Mon Jul 14 01:55:06 EDT 2003

[Greg Ward]
> ...
> My recent experiences with bugs in the DB[M] storage -- still the
> ostensible subject of this thread! -- are a good argument against
> this. Tim P's words were along the lines of, "The pickle
> implementation is so simple that it's obviously correct",

The original dict implementation was so simple it was obviously correct, but
"obviously" got lost to the layers of indirection added to support database
backends.  Still, classifier.py's default implementations of the wordinfo
mutators remain obviously correct:

    def _wordinfoget(self, word):
        return self.wordinfo.get(word)

    def _wordinfoset(self, word, record):
        self.wordinfo[word] = record

    def _wordinfodel(self, word):
        del self.wordinfo[word]

(all of those are used when a dict is used for self.wordinfo, although they
slow it down a lot -- each dict operation turns into a Python function
call).

> and it's good to have a gold standard, even if it is a memory hog and
> slow to startup.

Using a dumbdbm backend is more of a memory hog than using a dict.  dumddbm
internally constructs a dict mapping every key in the database to (offset,
size) pairs of integers as soon as it's opened, where the pairs refer to
positions in the .dat file.  Then more dicts constructed by DBDictClassifier
are on top of that.  Using a plain dict instead directly maps every key in
the database to (nspam, nham) pairs of integers as soon as it's opened, but
without additional layers of dicts.  So dumbdbm loses to a plain dict on all
counts (speed, memory usage, disk-file size, robustness, clarity).

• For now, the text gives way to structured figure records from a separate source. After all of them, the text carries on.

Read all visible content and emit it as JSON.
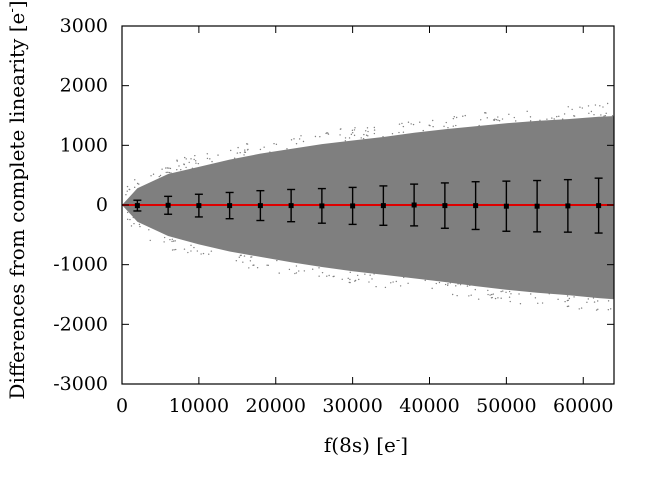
{
  "chart_data": {
    "type": "scatter",
    "title": "",
    "xlabel": {
      "base": "f(8s) [e",
      "sup": "-",
      "close": "]"
    },
    "ylabel": {
      "base": "Differences from complete linearity [e",
      "sup": "-",
      "close": "]"
    },
    "xlim": [
      0,
      64000
    ],
    "ylim": [
      -3000,
      3000
    ],
    "x_ticks": [
      0,
      10000,
      20000,
      30000,
      40000,
      50000,
      60000
    ],
    "x_tick_labels": [
      "0",
      "10000",
      "20000",
      "30000",
      "40000",
      "50000",
      "60000"
    ],
    "y_ticks": [
      -3000,
      -2000,
      -1000,
      0,
      1000,
      2000,
      3000
    ],
    "y_tick_labels": [
      "-3000",
      "-2000",
      "-1000",
      "0",
      "1000",
      "2000",
      "3000"
    ],
    "grid": false,
    "legend": "none",
    "reference_line": {
      "y": 0,
      "color": "#dd0000"
    },
    "scatter_cloud": {
      "color": "#7f7f7f",
      "envelope": {
        "x": [
          0,
          2000,
          6000,
          10000,
          14000,
          18000,
          22000,
          26000,
          30000,
          34000,
          38000,
          42000,
          46000,
          50000,
          54000,
          58000,
          62000,
          64000
        ],
        "upper": [
          0,
          280,
          520,
          640,
          760,
          860,
          940,
          1020,
          1080,
          1140,
          1210,
          1270,
          1320,
          1370,
          1410,
          1440,
          1480,
          1490
        ],
        "lower": [
          0,
          -280,
          -520,
          -660,
          -780,
          -870,
          -960,
          -1040,
          -1110,
          -1170,
          -1230,
          -1290,
          -1360,
          -1420,
          -1470,
          -1510,
          -1560,
          -1580
        ]
      }
    },
    "error_bars": {
      "color": "#000000",
      "x": [
        2000,
        6000,
        10000,
        14000,
        18000,
        22000,
        26000,
        30000,
        34000,
        38000,
        42000,
        46000,
        50000,
        54000,
        58000,
        62000
      ],
      "y": [
        -10,
        -5,
        -10,
        -10,
        -10,
        -10,
        -15,
        -15,
        -10,
        0,
        -10,
        -10,
        -20,
        -20,
        -15,
        -10
      ],
      "err": [
        90,
        150,
        190,
        220,
        250,
        270,
        290,
        310,
        330,
        350,
        380,
        400,
        420,
        430,
        440,
        460
      ]
    }
  }
}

I still use a plain dict for my own classifiers, and am very happy with it.
The number of database bugs I've fixed is infinitely larger than the number
I've experienced <0.9 wink>.

BTW, spambayes would be happiest using a ZODB OOBTree for the classifier's
wordinfo structure, and the classifier was designed with that in mind.
Jeremy hooked that up once, using ZEO to share a live database across
multiple remote connections.  The code is in the pspam subdirectory,
although it's probably suffering from bitrot by now.

> ...
> (I'm also not a fan of the .py extension on scripts, for reasons that
> I really can't explain.  I think it's because it reveals an irrelevant
> implementation detail -- the programming language used -- to users of
> the script.  Damn, I guess I should have added an install-time
> distutils option to strip .py from script names.  Unfortunately, my
> time machine isn't as good as Guido's.)

You should leave the .py extension on almost all scripts, just as the Python
distribution does for almost all scripts.  #! and binfmt gimmicks are
OS-specific -- the .py extension is necessary for some OSes to know which
program to use to run a script.  Of course you can leave .py off of scripts
that have no hope of running under anything but Linux.

>> (BTW, why can I import optparse in 2.2.3 when the doc says it only
>> arrives in 2.3?)

> Good question -- I guess someone backported it when I wasn't looking!

No, someone is confused there -- optparse doesn't exist in 2.2.3.  I suspect
they have an overly generous PYTHONPATH setting.